Ms Anna-Maria Arabia, Chair, Board of Directors
ACOLA Secretariat Limited
ACOLA STRATEGIC STATEMENT
Australia’s four Learned Academies are independent organisations made up of the Nation’s leading experts in the major fields of relevant enquiry. More than 2000 of the nation’s most eminent scientists, researchers, scholars and practitioners contribute to this rich source of expert knowledge.
ACOLA provides the forum for the four Learned Academies to work cooperatively to develop cutting-edge thinking and integrated problem solving. ACOLA’s purpose is to harness expert knowledge from multiple disciplinary perspectives, to inform national policy and to develop innovative solutions to complex global problems and emerging national needs.
Chair’s Report
Throughout the year, ACOLA delivered seven major interdisciplinary research projects under the SAF program. A busy end to the period also saw near finalisation of an additional two reports for launch and dissemination in the near future.
An important additional component of ACOLA’s completion of the SAF program included an overall SAF program review. There were several components to this project, of which one included an external review by Dr Richard Bissell, Executive Director of Public Policy and Global Affairs at the US National Academies in Washington DC. Amongst other findings about ACOLA’s delivery of the SAF program, Dr Bissell’s review appropriately concluded:
“A fundamental tenet …is the interdisciplinary nature of the enterprise. The ability to mobilize first-rate expertise across the science, engineering, social science and humanities communities is quite extraordinary. Indeed, there is no comparable effort outside Australia that has been able to sustain such an integrated structure beyond a one-off study …In that sense, the work of the SAF is not only a unique asset in Australia; it is also a model that academies abroad should watch closely to see whether it can be institutionalized”.
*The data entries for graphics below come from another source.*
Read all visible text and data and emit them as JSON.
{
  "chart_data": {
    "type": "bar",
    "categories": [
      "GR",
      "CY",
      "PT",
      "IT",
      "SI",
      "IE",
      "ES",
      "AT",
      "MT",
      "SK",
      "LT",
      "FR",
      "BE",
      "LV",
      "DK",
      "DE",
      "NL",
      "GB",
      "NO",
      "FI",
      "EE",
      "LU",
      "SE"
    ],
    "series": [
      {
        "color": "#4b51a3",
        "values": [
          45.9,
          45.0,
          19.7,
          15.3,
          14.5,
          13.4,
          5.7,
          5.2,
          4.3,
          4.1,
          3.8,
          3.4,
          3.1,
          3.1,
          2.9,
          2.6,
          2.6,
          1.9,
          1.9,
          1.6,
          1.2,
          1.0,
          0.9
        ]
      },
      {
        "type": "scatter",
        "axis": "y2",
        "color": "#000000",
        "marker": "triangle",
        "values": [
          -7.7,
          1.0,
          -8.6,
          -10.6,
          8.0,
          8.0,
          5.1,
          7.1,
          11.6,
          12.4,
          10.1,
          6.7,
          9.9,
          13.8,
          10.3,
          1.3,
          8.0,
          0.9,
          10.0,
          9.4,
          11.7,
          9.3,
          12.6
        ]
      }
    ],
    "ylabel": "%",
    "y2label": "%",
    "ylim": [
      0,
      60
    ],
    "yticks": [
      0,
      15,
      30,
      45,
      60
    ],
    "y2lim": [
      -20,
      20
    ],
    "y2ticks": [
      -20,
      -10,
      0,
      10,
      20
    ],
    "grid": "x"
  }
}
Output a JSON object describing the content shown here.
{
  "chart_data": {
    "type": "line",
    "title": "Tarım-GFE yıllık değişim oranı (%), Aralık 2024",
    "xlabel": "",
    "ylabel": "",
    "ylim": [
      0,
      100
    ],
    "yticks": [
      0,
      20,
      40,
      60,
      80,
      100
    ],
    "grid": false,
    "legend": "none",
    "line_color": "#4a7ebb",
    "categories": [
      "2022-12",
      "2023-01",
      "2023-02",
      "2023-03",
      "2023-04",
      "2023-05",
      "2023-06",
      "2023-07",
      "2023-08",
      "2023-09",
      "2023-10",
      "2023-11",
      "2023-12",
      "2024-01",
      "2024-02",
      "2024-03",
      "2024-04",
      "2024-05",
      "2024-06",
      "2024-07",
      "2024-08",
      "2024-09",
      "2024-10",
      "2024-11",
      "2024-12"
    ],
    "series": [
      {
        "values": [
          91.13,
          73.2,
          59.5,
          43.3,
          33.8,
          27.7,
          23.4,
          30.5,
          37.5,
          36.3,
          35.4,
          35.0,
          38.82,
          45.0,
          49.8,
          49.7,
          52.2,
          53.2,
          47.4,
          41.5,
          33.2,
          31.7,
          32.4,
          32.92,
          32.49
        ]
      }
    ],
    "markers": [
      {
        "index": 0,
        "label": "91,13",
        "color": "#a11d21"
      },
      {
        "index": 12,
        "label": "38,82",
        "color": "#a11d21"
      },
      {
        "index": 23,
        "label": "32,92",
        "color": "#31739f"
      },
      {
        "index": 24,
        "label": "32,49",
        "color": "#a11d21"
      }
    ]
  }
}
Building on Dr Bissell’s assessment of the program and supporting continuation of ACOLA’s interdisciplinary approach to policy advice, the SAF Program Review also allowed ACOLA to begin mapping out its next strategic plan through to 2020. Development of this new forward looking plan coincided with Dr Alan Finkel’s appointment as Chief Scientist of Australia succeeding Prof Ian Chubb.
Close and continued relations with the Office of the Chief Scientist remain an important platform for ACOLA, and through it for Australia’s four Learned Academies, to apply their intellectual strengths to address questions of major significance to Australia. This includes the Chief Scientist’s co-sponsorship of a new ACOLA project to examine the social, cultural and economic determinants of wide-spread uptake of energy storage technologies in Australia.
The period also saw change within ACOLA’s staffing and governance. That is, in late May 2016, Dr Angus Henderson was appointed as ACOLA’s General Manager. He succeeded, ACOLA’s inaugural General Manager, Dr Jacques de Vos Malan, who departed after some six years in the role and having guided delivery of the SAF program. Other key program staff also departed along with SAF program’s conclusion.
Additionally, in terms of governance, ATSE Chief Executive Officer, Dr Margaret Hartley, served as Chair of the Board during the 2015 calendar year before AAS assumed its role as Chair at the commencement of 2016.
I take this opportunity to thank my colleagues for their diligence and cooperation throughout FY2016.